As with Jewish skin lampshades, Jewish hair mattresses, Jewish blood oozing from the ground, Jewish babies beheaded or torn in half and, above all, six million Jews gassed, they’re history’s most outrageous liars. Though everyone lies, only Jews insist the rest of humanity honor their genocidal nonsense. Luckily, most Muslims don’t bite. To save your sanity or even skin, you must follow their example.  

It’s already 8:53AM of the next day. Typing this, I’m at that stone table, so I’ve made it.

When the plane landed in Saigon yesterday, Cao Việt Bách’s “Tiếng hát từ thành phố mang tên Người” came on. Openly obsequious, it’s about Ho Chi Minh and the city named after him. Needless to say, it doesn’t circulate among Saigonese. After that was the English version of “Bonjour Vietnam,” a curious number composed by two Belgians, Marc Lavoine and Yvan Coriat, for a Vietnamese-Belgian singer, Quỳnh Anh. About an uprooted daughter returning home, it has these lines:

One day I'll touch your soil
One day I'll finally know your soul
One day I'll come to you
To say hello... Vietnam

For enduring poetry, though, nothing beats Y Vân’s 1964 celebration of my hometown, so quietly to myself, I sang it on the shuttlebus to the terminal. Though warm, it was raining hard. If I had more energy and focus, I would try to translate some lines for you.

Another Y Vân number is “60 năm cuộc đời” [“60 Years of Life”]. Dying at 59, he missed this modest or extravagant wish by a few months. I’m already 60.

Reaching Vung Tau in the dark, I found it packed with revelers. Returning to my old hotel, I found it fully booked, but luckily, I was allowed into an employee’s room for just $5 a night.
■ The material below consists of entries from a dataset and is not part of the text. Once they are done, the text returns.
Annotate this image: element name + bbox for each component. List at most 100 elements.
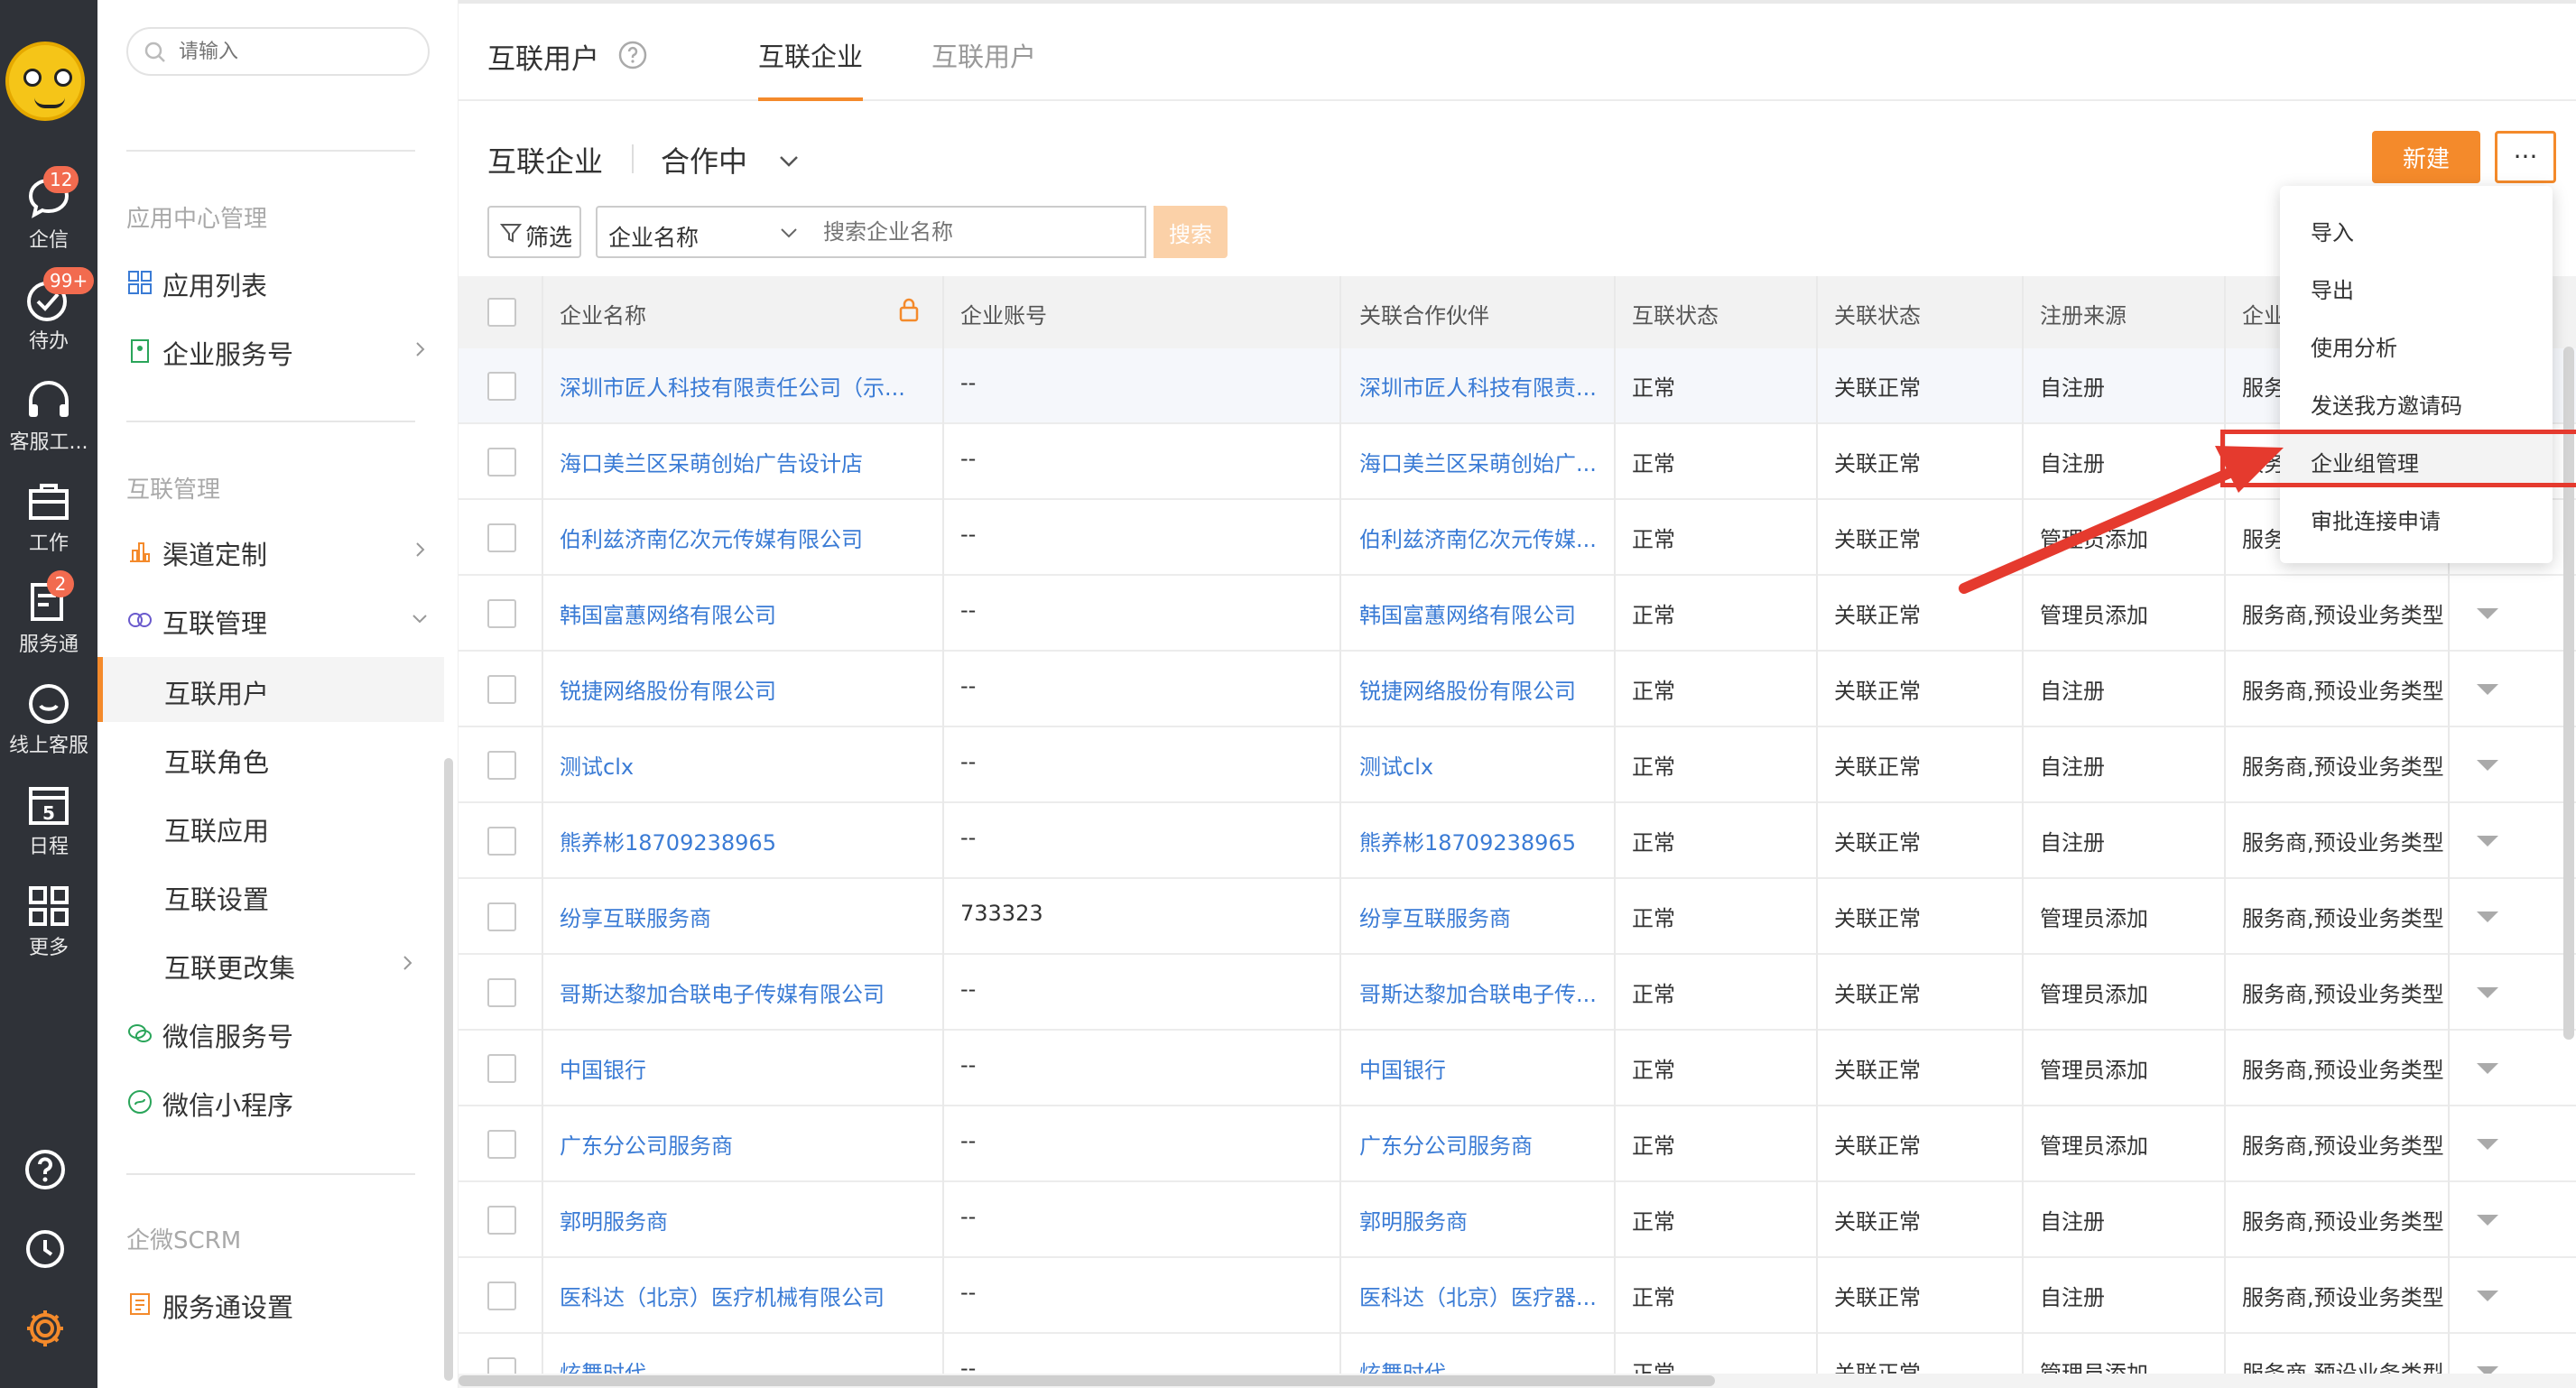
sidebar-item-app-list[interactable]: 应用列表	[126, 249, 448, 314]
table-cell-link[interactable]: 医科达（北京）医疗机械有限公司	[560, 1280, 939, 1311]
table-row[interactable]: 深圳市匠人科技有限责任公司（示... -- 深圳市匠人科技有限责... 正常 关联正常 自…	[459, 348, 2576, 424]
sidebar-item-interconnect-users[interactable]: 互联用户	[97, 657, 444, 722]
sidebar-item-interconnect-mgmt[interactable]: 互联管理	[126, 587, 448, 652]
sidebar-item-service-account[interactable]: 企业服务号	[126, 318, 448, 383]
table-row[interactable]: 测试clx -- 测试clx 正常 关联正常 自注册 服务商,预设业务类型	[459, 727, 2576, 803]
sidebar-item-interconnect-apps[interactable]: 互联应用	[97, 794, 444, 859]
row-expand-caret-icon[interactable]	[2477, 1215, 2498, 1226]
row-expand-caret-icon[interactable]	[2477, 1291, 2498, 1301]
enterprise-search-input[interactable]	[812, 206, 1146, 258]
column-header[interactable]: 企业账号	[960, 298, 1047, 329]
table-row[interactable]: 熊养彬18709238965 -- 熊养彬18709238965 正常 关联正常 自注册 服…	[459, 803, 2576, 879]
rail-item-work[interactable]: 工作	[0, 466, 97, 556]
table-cell-link[interactable]: 海口美兰区呆萌创始广...	[1359, 446, 1603, 477]
table-row[interactable]: 中国银行 -- 中国银行 正常 关联正常 管理员添加 服务商,预设业务类型	[459, 1031, 2576, 1106]
row-checkbox[interactable]	[487, 1054, 516, 1083]
rail-item-customer-service[interactable]: 客服工...	[0, 365, 97, 455]
menu-item-usage-analysis[interactable]: 使用分析	[2280, 314, 2553, 372]
row-expand-caret-icon[interactable]	[2477, 608, 2498, 619]
table-cell-link[interactable]: 中国银行	[1359, 1052, 1603, 1084]
menu-item-send-invite-code[interactable]: 发送我方邀请码	[2280, 372, 2553, 430]
table-cell-link[interactable]: 熊养彬18709238965	[1359, 825, 1603, 856]
column-header[interactable]: 注册来源	[2040, 298, 2127, 329]
menu-item-export[interactable]: 导出	[2280, 256, 2553, 314]
row-checkbox[interactable]	[487, 751, 516, 780]
row-checkbox[interactable]	[487, 1206, 516, 1235]
table-cell-link[interactable]: 医科达（北京）医疗器...	[1359, 1280, 1603, 1311]
table-cell-link[interactable]: 韩国富蕙网络有限公司	[1359, 597, 1603, 629]
row-checkbox[interactable]	[487, 523, 516, 552]
table-cell-link[interactable]: 深圳市匠人科技有限责...	[1359, 370, 1603, 402]
table-row[interactable]: 郭明服务商 -- 郭明服务商 正常 关联正常 自注册 服务商,预设业务类型	[459, 1182, 2576, 1258]
row-expand-caret-icon[interactable]	[2477, 1139, 2498, 1150]
table-cell-link[interactable]: 测试clx	[560, 749, 939, 781]
table-cell-link[interactable]: 锐捷网络股份有限公司	[1359, 673, 1603, 705]
row-expand-caret-icon[interactable]	[2477, 836, 2498, 847]
table-row[interactable]: 哥斯达黎加合联电子传媒有限公司 -- 哥斯达黎加合联电子传... 正常 关联正常 管理员添…	[459, 955, 2576, 1031]
table-cell-link[interactable]: 广东分公司服务商	[560, 1128, 939, 1160]
table-cell-link[interactable]: 海口美兰区呆萌创始广告设计店	[560, 446, 939, 477]
rail-item-todo[interactable]: 99+ 待办	[0, 264, 97, 354]
table-row[interactable]: 韩国富蕙网络有限公司 -- 韩国富蕙网络有限公司 正常 关联正常 管理员添加 服务商,预设业…	[459, 576, 2576, 652]
more-button[interactable]: ···	[2495, 131, 2556, 183]
status-filter-select[interactable]: 合作中	[661, 139, 798, 180]
table-horizontal-scrollbar[interactable]	[459, 1374, 2576, 1388]
row-expand-caret-icon[interactable]	[2477, 1063, 2498, 1074]
column-header[interactable]: 企业	[2242, 298, 2285, 329]
row-checkbox[interactable]	[487, 372, 516, 401]
table-cell-link[interactable]: 锐捷网络股份有限公司	[560, 673, 939, 705]
row-checkbox[interactable]	[487, 978, 516, 1007]
sidebar-item-interconnect-settings[interactable]: 互联设置	[97, 863, 444, 928]
table-row[interactable]: 纷享互联服务商 733323 纷享互联服务商 正常 关联正常 管理员添加 服务商,预设业务类…	[459, 879, 2576, 955]
filter-button[interactable]: 筛选	[487, 206, 581, 258]
sidebar-search-input[interactable]	[179, 34, 413, 69]
sidebar-item-interconnect-roles[interactable]: 互联角色	[97, 726, 444, 791]
row-checkbox[interactable]	[487, 827, 516, 856]
rail-item-online-service[interactable]: 线上客服	[0, 668, 97, 758]
table-cell-link[interactable]: 哥斯达黎加合联电子传...	[1359, 976, 1603, 1008]
table-cell-link[interactable]: 郭明服务商	[1359, 1204, 1603, 1235]
tab-interconnect-users[interactable]: 互联用户	[931, 36, 1036, 74]
search-button[interactable]: 搜索	[1154, 206, 1228, 258]
table-cell-link[interactable]: 广东分公司服务商	[1359, 1128, 1603, 1160]
settings-button[interactable]	[0, 1298, 97, 1361]
row-checkbox[interactable]	[487, 448, 516, 477]
table-cell-link[interactable]: 测试clx	[1359, 749, 1603, 781]
help-button[interactable]	[0, 1139, 97, 1202]
help-icon[interactable]	[617, 40, 648, 70]
row-expand-caret-icon[interactable]	[2477, 987, 2498, 998]
table-cell-link[interactable]: 郭明服务商	[560, 1204, 939, 1235]
row-expand-caret-icon[interactable]	[2477, 760, 2498, 771]
menu-item-import[interactable]: 导入	[2280, 199, 2553, 256]
history-button[interactable]	[0, 1218, 97, 1282]
table-row[interactable]: 锐捷网络股份有限公司 -- 锐捷网络股份有限公司 正常 关联正常 自注册 服务商,预设业务类…	[459, 652, 2576, 727]
tab-interconnect-enterprise[interactable]: 互联企业	[758, 36, 863, 74]
table-cell-link[interactable]: 伯利兹济南亿次元传媒有限公司	[560, 522, 939, 553]
new-button[interactable]: 新建	[2372, 131, 2480, 183]
sidebar-item-changeset[interactable]: 互联更改集	[97, 931, 444, 996]
sidebar-item-channel[interactable]: 渠道定制	[126, 518, 448, 583]
table-cell-link[interactable]: 熊养彬18709238965	[560, 825, 939, 856]
column-header[interactable]: 企业名称	[560, 298, 646, 329]
scrollbar-thumb[interactable]	[459, 1375, 1715, 1386]
table-cell-link[interactable]: 中国银行	[560, 1052, 939, 1084]
rail-item-more[interactable]: 更多	[0, 870, 97, 960]
sidebar-item-wechat-miniprogram[interactable]: 微信小程序	[126, 1069, 448, 1134]
table-cell-link[interactable]: 纷享互联服务商	[560, 901, 939, 932]
row-expand-caret-icon[interactable]	[2477, 911, 2498, 922]
table-row[interactable]: 伯利兹济南亿次元传媒有限公司 -- 伯利兹济南亿次元传媒... 正常 关联正常 管理员添加…	[459, 500, 2576, 576]
table-cell-link[interactable]: 深圳市匠人科技有限责任公司（示...	[560, 370, 939, 402]
column-header[interactable]: 互联状态	[1632, 298, 1719, 329]
table-cell-link[interactable]: 纷享互联服务商	[1359, 901, 1603, 932]
search-field-select[interactable]: 企业名称	[596, 206, 814, 258]
sidebar-search[interactable]	[126, 27, 430, 76]
table-cell-link[interactable]: 韩国富蕙网络有限公司	[560, 597, 939, 629]
table-row[interactable]: 广东分公司服务商 -- 广东分公司服务商 正常 关联正常 管理员添加 服务商,预设业务类型	[459, 1106, 2576, 1182]
rail-item-messages[interactable]: 12 企信	[0, 162, 97, 253]
rail-item-service[interactable]: 2 服务通	[0, 567, 97, 657]
table-cell-link[interactable]: 伯利兹济南亿次元传媒...	[1359, 522, 1603, 553]
rail-item-calendar[interactable]: 5 日程	[0, 769, 97, 859]
table-cell-link[interactable]: 哥斯达黎加合联电子传媒有限公司	[560, 976, 939, 1008]
sidebar-scrollbar[interactable]	[444, 758, 453, 1381]
menu-item-approve-requests[interactable]: 审批连接申请	[2280, 487, 2553, 545]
Exhausted, I slept through the midnight celebration.

Since I haven’t eaten properly in 22 hours, I must stop here. Though not a very graceful ending, it will have to do. Lovely Jakarta and so much else have already receded. There’s never enough time to adequately describe, explain or even see anything. Of course, everything has been mislabeled. Since I haven’t read the news, nothing bad is happening anywhere. Inky waits for me. In his direction, I will walk.

[Bogor, 12/28/23]
[Bogor, 12/28/23]
[Bogor, 12/28/23]
[Jakarta, 12/28/23]





1 comment:

Anonymous said...

As PJ O'Rourke wrote, "nobody is so poor that they cannot pick up the trash in their yard."
It seems the Muslims of Jakarta and the hillbillies of East Texas have something in common. Brand new phones, take-out drink cups, shiny new motorized vehicles, and endless supplies of rubbish. WTF? Pick it up and dispose of it properly.